|Title||An alternative modelling technique for the reduction of error in decision support spreadsheets|
|Publication||Cardiff Metropolitan University|
Spreadsheet applications are currently the most prevalent end user tool in organisations across the world. Surveys on spreadsheet use show spreadsheets are used as decision making tools in a range of organisations from credit liability assessment in the business world to patient cardiovascular-anaesthesia risk in the medical community.
However, there is strong evidence to suggest a significant proportion of spreadsheets contain errors that affect the validity of their operation and results. In addition most end users receive no relevant information systems training and consequently have no concept of creating reliable software. This can result in poorly designed untested spreadsheets that are potentially full of errors.
This thesis presents an alternative novel modelling technique to decision support spreadsheets. The novel technique uses attribute classifications (user defined examples) to create a model of a problem. This technique is coined "Example Driven Modelling" (EDM).

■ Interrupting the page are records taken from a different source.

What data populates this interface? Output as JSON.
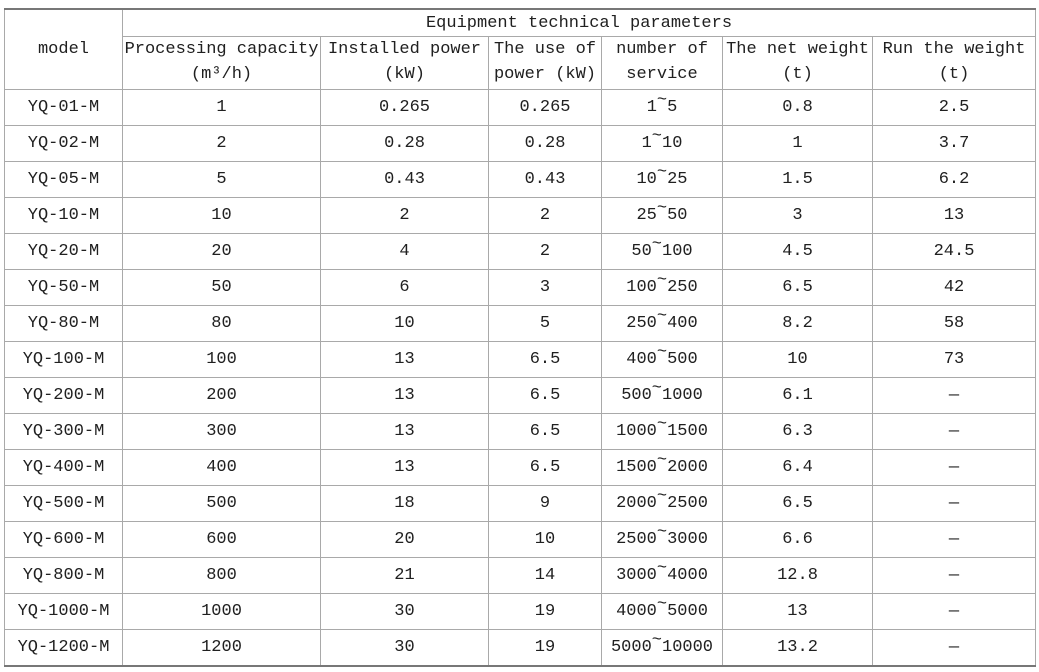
{
  "table": {
    "group_header": "Equipment technical parameters",
    "model_header": "model",
    "column_keys": [
      "model",
      "processing_capacity",
      "installed_power",
      "use_of_power",
      "number_of_service",
      "net_weight",
      "run_weight"
    ],
    "columns": [
      {
        "line1": "Processing capacity",
        "line2": "(m³/h)"
      },
      {
        "line1": "Installed power",
        "line2": "(kW)"
      },
      {
        "line1": "The use of",
        "line2": "power (kW)"
      },
      {
        "line1": "number of",
        "line2": "service"
      },
      {
        "line1": "The net weight",
        "line2": "(t)"
      },
      {
        "line1": "Run the weight",
        "line2": "(t)"
      }
    ],
    "colors": {
      "inner_border": "#a9a9a9",
      "outer_border": "#777777",
      "text": "#202020",
      "background": "#ffffff"
    },
    "rows": [
      {
        "model": "YQ-01-M",
        "processing_capacity": "1",
        "installed_power": "0.265",
        "use_of_power": "0.265",
        "number_of_service": "1~5",
        "net_weight": "0.8",
        "run_weight": "2.5"
      },
      {
        "model": "YQ-02-M",
        "processing_capacity": "2",
        "installed_power": "0.28",
        "use_of_power": "0.28",
        "number_of_service": "1~10",
        "net_weight": "1",
        "run_weight": "3.7"
      },
      {
        "model": "YQ-05-M",
        "processing_capacity": "5",
        "installed_power": "0.43",
        "use_of_power": "0.43",
        "number_of_service": "10~25",
        "net_weight": "1.5",
        "run_weight": "6.2"
      },
      {
        "model": "YQ-10-M",
        "processing_capacity": "10",
        "installed_power": "2",
        "use_of_power": "2",
        "number_of_service": "25~50",
        "net_weight": "3",
        "run_weight": "13"
      },
      {
        "model": "YQ-20-M",
        "processing_capacity": "20",
        "installed_power": "4",
        "use_of_power": "2",
        "number_of_service": "50~100",
        "net_weight": "4.5",
        "run_weight": "24.5"
      },
      {
        "model": "YQ-50-M",
        "processing_capacity": "50",
        "installed_power": "6",
        "use_of_power": "3",
        "number_of_service": "100~250",
        "net_weight": "6.5",
        "run_weight": "42"
      },
      {
        "model": "YQ-80-M",
        "processing_capacity": "80",
        "installed_power": "10",
        "use_of_power": "5",
        "number_of_service": "250~400",
        "net_weight": "8.2",
        "run_weight": "58"
      },
      {
        "model": "YQ-100-M",
        "processing_capacity": "100",
        "installed_power": "13",
        "use_of_power": "6.5",
        "number_of_service": "400~500",
        "net_weight": "10",
        "run_weight": "73"
      },
      {
        "model": "YQ-200-M",
        "processing_capacity": "200",
        "installed_power": "13",
        "use_of_power": "6.5",
        "number_of_service": "500~1000",
        "net_weight": "6.1",
        "run_weight": "—"
      },
      {
        "model": "YQ-300-M",
        "processing_capacity": "300",
        "installed_power": "13",
        "use_of_power": "6.5",
        "number_of_service": "1000~1500",
        "net_weight": "6.3",
        "run_weight": "—"
      },
      {
        "model": "YQ-400-M",
        "processing_capacity": "400",
        "installed_power": "13",
        "use_of_power": "6.5",
        "number_of_service": "1500~2000",
        "net_weight": "6.4",
        "run_weight": "—"
      },
      {
        "model": "YQ-500-M",
        "processing_capacity": "500",
        "installed_power": "18",
        "use_of_power": "9",
        "number_of_service": "2000~2500",
        "net_weight": "6.5",
        "run_weight": "—"
      },
      {
        "model": "YQ-600-M",
        "processing_capacity": "600",
        "installed_power": "20",
        "use_of_power": "10",
        "number_of_service": "2500~3000",
        "net_weight": "6.6",
        "run_weight": "—"
      },
      {
        "model": "YQ-800-M",
        "processing_capacity": "800",
        "installed_power": "21",
        "use_of_power": "14",
        "number_of_service": "3000~4000",
        "net_weight": "12.8",
        "run_weight": "—"
      },
      {
        "model": "YQ-1000-M",
        "processing_capacity": "1000",
        "installed_power": "30",
        "use_of_power": "19",
        "number_of_service": "4000~5000",
        "net_weight": "13",
        "run_weight": "—"
      },
      {
        "model": "YQ-1200-M",
        "processing_capacity": "1200",
        "installed_power": "30",
        "use_of_power": "19",
        "number_of_service": "5000~10000",
        "net_weight": "13.2",
        "run_weight": "—"
      }
    ]
  }
}
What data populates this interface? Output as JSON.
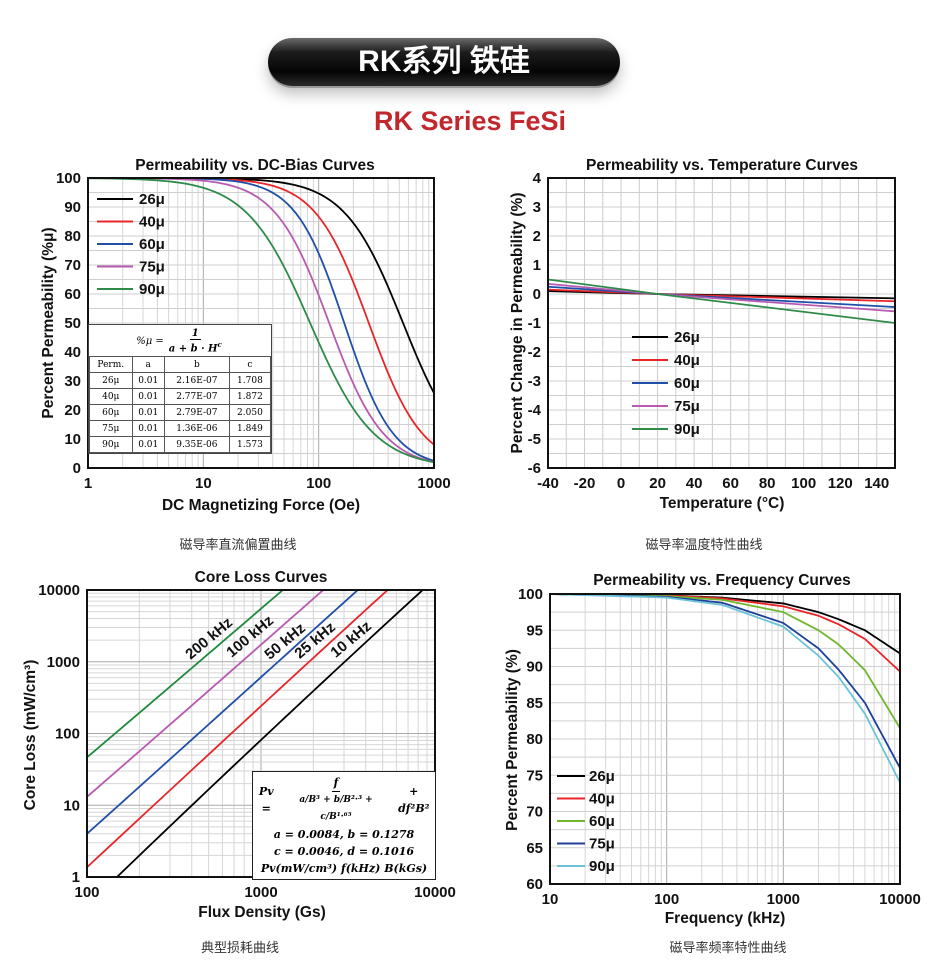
{
  "header": {
    "banner": "RK系列 铁硅",
    "subtitle": "RK Series FeSi"
  },
  "captions": [
    "磁导率直流偏置曲线",
    "磁导率温度特性曲线",
    "典型损耗曲线",
    "磁导率频率特性曲线"
  ],
  "dc_table": {
    "formula_lhs": "%μ =",
    "formula_num": "1",
    "formula_den": "a + b · H",
    "formula_exp": "c",
    "headers": [
      "Perm.",
      "a",
      "b",
      "c"
    ],
    "rows": [
      [
        "26μ",
        "0.01",
        "2.16E-07",
        "1.708"
      ],
      [
        "40μ",
        "0.01",
        "2.77E-07",
        "1.872"
      ],
      [
        "60μ",
        "0.01",
        "2.79E-07",
        "2.050"
      ],
      [
        "75μ",
        "0.01",
        "1.36E-06",
        "1.849"
      ],
      [
        "90μ",
        "0.01",
        "9.35E-06",
        "1.573"
      ]
    ]
  },
  "core_formula": {
    "lhs": "Pv =",
    "num": "f",
    "den": "a/B³ + b/B²·³ + c/B¹·⁶⁵",
    "tail": "+ df²B²",
    "line2": "a = 0.0084, b = 0.1278",
    "line3": "c = 0.0046, d = 0.1016",
    "line4": "Pv(mW/cm³)  f(kHz)  B(kGs)"
  },
  "chart_data": [
    {
      "type": "line",
      "title": "Permeability vs. DC-Bias Curves",
      "xlabel": "DC Magnetizing Force (Oe)",
      "ylabel": "Percent Permeability (%μ)",
      "xscale": "log",
      "xlim": [
        1,
        1000
      ],
      "ylim": [
        0,
        100
      ],
      "xticks": [
        "1",
        "10",
        "100",
        "1000"
      ],
      "yticks": [
        "0",
        "10",
        "20",
        "30",
        "40",
        "50",
        "60",
        "70",
        "80",
        "90",
        "100"
      ],
      "legend_position": "top-left",
      "model": "percent = 1/(a + b*H^c)",
      "series": [
        {
          "name": "26μ",
          "color": "#000000",
          "a": 0.01,
          "b": 2.16e-07,
          "c": 1.708
        },
        {
          "name": "40μ",
          "color": "#e8262a",
          "a": 0.01,
          "b": 2.77e-07,
          "c": 1.872
        },
        {
          "name": "60μ",
          "color": "#1f4fa8",
          "a": 0.01,
          "b": 2.79e-07,
          "c": 2.05
        },
        {
          "name": "75μ",
          "color": "#b75ab0",
          "a": 0.01,
          "b": 1.36e-06,
          "c": 1.849
        },
        {
          "name": "90μ",
          "color": "#2e8b4a",
          "a": 0.01,
          "b": 9.35e-06,
          "c": 1.573
        }
      ]
    },
    {
      "type": "line",
      "title": "Permeability vs. Temperature Curves",
      "xlabel": "Temperature (°C)",
      "ylabel": "Percent Change in Permeability (%)",
      "xlim": [
        -40,
        150
      ],
      "ylim": [
        -6,
        4
      ],
      "xticks": [
        "-40",
        "-20",
        "0",
        "20",
        "40",
        "60",
        "80",
        "100",
        "120",
        "140"
      ],
      "yticks": [
        "-6",
        "-5",
        "-4",
        "-3",
        "-2",
        "-1",
        "0",
        "1",
        "2",
        "3",
        "4"
      ],
      "legend_position": "center-left",
      "x": [
        -40,
        20,
        150
      ],
      "series": [
        {
          "name": "26μ",
          "color": "#000000",
          "values": [
            0.1,
            0,
            -0.15
          ]
        },
        {
          "name": "40μ",
          "color": "#e8262a",
          "values": [
            0.15,
            0,
            -0.25
          ]
        },
        {
          "name": "60μ",
          "color": "#1f4fa8",
          "values": [
            0.25,
            0,
            -0.45
          ]
        },
        {
          "name": "75μ",
          "color": "#b75ab0",
          "values": [
            0.35,
            0,
            -0.6
          ]
        },
        {
          "name": "90μ",
          "color": "#2e8b4a",
          "values": [
            0.5,
            0,
            -1.0
          ]
        }
      ]
    },
    {
      "type": "line",
      "title": "Core Loss Curves",
      "xlabel": "Flux Density (Gs)",
      "ylabel": "Core Loss (mW/cm³)",
      "xscale": "log",
      "yscale": "log",
      "xlim": [
        100,
        10000
      ],
      "ylim": [
        1,
        10000
      ],
      "xticks": [
        "100",
        "1000",
        "10000"
      ],
      "yticks": [
        "1",
        "10",
        "100",
        "1000",
        "10000"
      ],
      "model": {
        "a": 0.0084,
        "b": 0.1278,
        "c": 0.0046,
        "d": 0.1016
      },
      "series": [
        {
          "name": "200 kHz",
          "f_khz": 200,
          "color": "#1e8a3c"
        },
        {
          "name": "100 kHz",
          "f_khz": 100,
          "color": "#b75ab0"
        },
        {
          "name": "50 kHz",
          "f_khz": 50,
          "color": "#1f4fa8"
        },
        {
          "name": "25 kHz",
          "f_khz": 25,
          "color": "#e8262a"
        },
        {
          "name": "10 kHz",
          "f_khz": 10,
          "color": "#000000"
        }
      ]
    },
    {
      "type": "line",
      "title": "Permeability vs. Frequency Curves",
      "xlabel": "Frequency (kHz)",
      "ylabel": "Percent Permeability (%)",
      "xscale": "log",
      "xlim": [
        10,
        10000
      ],
      "ylim": [
        60,
        100
      ],
      "xticks": [
        "10",
        "100",
        "1000",
        "10000"
      ],
      "yticks": [
        "60",
        "65",
        "70",
        "75",
        "80",
        "85",
        "90",
        "95",
        "100"
      ],
      "legend_position": "bottom-left",
      "x": [
        10,
        100,
        300,
        1000,
        2000,
        3000,
        5000,
        10000
      ],
      "series": [
        {
          "name": "26μ",
          "color": "#000000",
          "values": [
            100,
            99.8,
            99.5,
            98.7,
            97.5,
            96.5,
            95.0,
            91.8
          ]
        },
        {
          "name": "40μ",
          "color": "#e8262a",
          "values": [
            100,
            99.8,
            99.4,
            98.3,
            97.0,
            95.8,
            93.8,
            89.3
          ]
        },
        {
          "name": "60μ",
          "color": "#6fb82e",
          "values": [
            100,
            99.7,
            99.2,
            97.5,
            95.0,
            93.0,
            89.5,
            81.5
          ]
        },
        {
          "name": "75μ",
          "color": "#1f3f99",
          "values": [
            100,
            99.6,
            98.8,
            96.0,
            92.5,
            89.5,
            85.0,
            76.0
          ]
        },
        {
          "name": "90μ",
          "color": "#6cc3d8",
          "values": [
            100,
            99.5,
            98.5,
            95.5,
            91.5,
            88.5,
            83.5,
            74.0
          ]
        }
      ]
    }
  ]
}
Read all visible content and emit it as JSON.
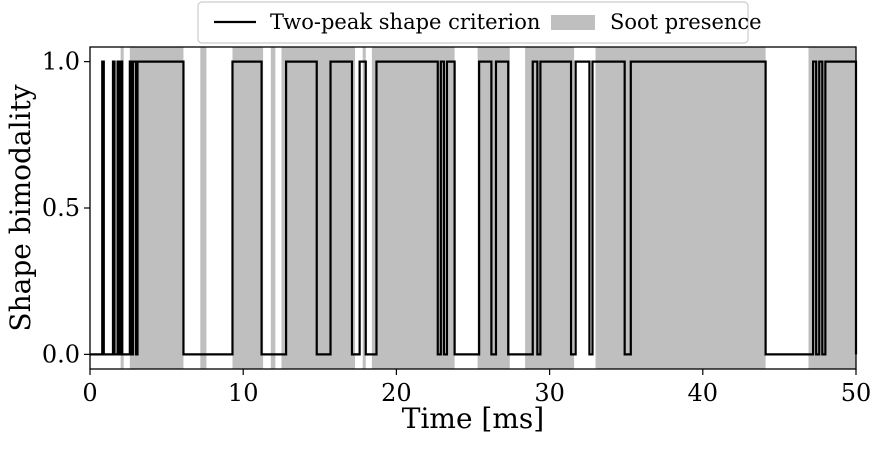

Through experimentation, the relative benefits and useful limits of EDM are explored and established. The practical application of EDM to real world spreadsheets demonstrates how EDM outperforms equivalent spreadsheet models in a medical decision making spreadsheet used to determine the anaesthesia risk of a patient undergoing cardiovascular surgery.
Spreadsheet errors are often due to a mismatch between man and machine. Human factors play a significant role in spreadsheet errors and have been largely ignored by the wider spreadsheet community.
In the proposed new paradigm, the human would pattern match and generate real world examples, the computer would use its ability of mathematical manipulation and logical deduction to build a model from the examples provided by the user.